背中に何かがぶつかってきて、とっさに畳に両手を着いて自分の体を支えた。
一瞬、幼児用のキーボードを膝で潰すかと思ったが、どうにかこうにかそれは防げたようだ。
ただ。
心臓が止まるほど驚き、口からは「ふげっ」と、情けない声が漏れる。
「
シャツ越しに、誰かが背中にしがみついているのは感じていた。くぐもるような声と、淡い制汗スプレーの香りに、それが香川さんだと気付く。
「か……」
薄暗い部屋で。
ふたりっきりで。
いきなり背後から抱きつかれて。
いろんな妄想や空想や感情が一気に頭を巡って、今度は別の意味で小恐慌状態だ。止まりかけた心臓が、今度は荒れ狂うように脈打ち始める。

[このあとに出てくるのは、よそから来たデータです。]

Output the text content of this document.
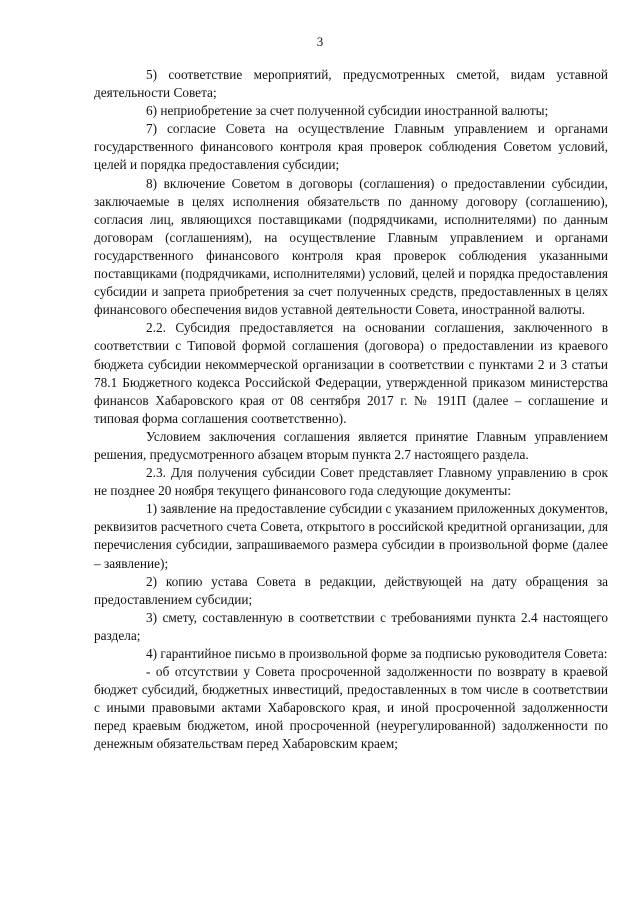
3

5) соответствие мероприятий, предусмотренных сметой, видам уставной деятельности Совета;

6) неприобретение за счет полученной субсидии иностранной валюты;

7) согласие Совета на осуществление Главным управлением и органами государственного финансового контроля края проверок соблюдения Советом условий, целей и порядка предоставления субсидии;

8) включение Советом в договоры (соглашения) о предоставлении субсидии, заключаемые в целях исполнения обязательств по данному договору (соглашению), согласия лиц, являющихся поставщиками (подрядчиками, исполнителями) по данным договорам (соглашениям), на осуществление Главным управлением и органами государственного финансового контроля края проверок соблюдения указанными поставщиками (подрядчиками, исполнителями) условий, целей и порядка предоставления субсидии и запрета приобретения за счет полученных средств, предоставленных в целях финансового обеспечения видов уставной деятельности Совета, иностранной валюты.

2.2. Субсидия предоставляется на основании соглашения, заключенного в соответствии с Типовой формой соглашения (договора) о предоставлении из краевого бюджета субсидии некоммерческой организации в соответствии с пунктами 2 и 3 статьи 78.1 Бюджетного кодекса Российской Федерации, утвержденной приказом министерства финансов Хабаровского края от 08 сентября 2017 г. № 191П (далее – соглашение и типовая форма соглашения соответственно).

Условием заключения соглашения является принятие Главным управлением решения, предусмотренного абзацем вторым пункта 2.7 настоящего раздела.

2.3. Для получения субсидии Совет представляет Главному управлению в срок не позднее 20 ноября текущего финансового года следующие документы:

1) заявление на предоставление субсидии с указанием приложенных документов, реквизитов расчетного счета Совета, открытого в российской кредитной организации, для перечисления субсидии, запрашиваемого размера субсидии в произвольной форме (далее – заявление);

2) копию устава Совета в редакции, действующей на дату обращения за предоставлением субсидии;

3) смету, составленную в соответствии с требованиями пункта 2.4 настоящего раздела;

4) гарантийное письмо в произвольной форме за подписью руководителя Совета:

- об отсутствии у Совета просроченной задолженности по возврату в краевой бюджет субсидий, бюджетных инвестиций, предоставленных в том числе в соответствии с иными правовыми актами Хабаровского края, и иной просроченной задолженности перед краевым бюджетом, иной просроченной (неурегулированной) задолженности по денежным обязательствам перед Хабаровским краем;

香川さん、どうしましたか、と問いかけようとしたのだけど。
「で、出ましょう、ここ!」
悲鳴に似た、ただ、とても小さな声で、香川さんに言われ、俺は目が覚めた。
怯えている。
香川さんの声にふくまれた感情に気付き、俺は畳に手をついて体を支えたまま、首だけ捻って背後の彼女を見た。
香川さんは、俺の胴に抱きつくのは避けたようで、俺の肩甲骨辺りにしがみつき、ただ、ぴったりと自分の体を俺に密着させていた。
てっきり。
てっきり、俺は香川さんも、室内の押入れを見ているものだと思っていた。
俺が感じた気配に気付き、視線を見、そして怯えたのだ、と。
だが。
違う。
彼女は、俺にしがみつきながら、ずっと、自分の背後を見ていた。
俺は香川さんの視線を辿る。
部屋の出入り口だ。
俺が開けた、すりガラスの横引き扉を、彼女は見ている。
同時に。
濃く。
柔軟剤に似た化学香料の匂いがした。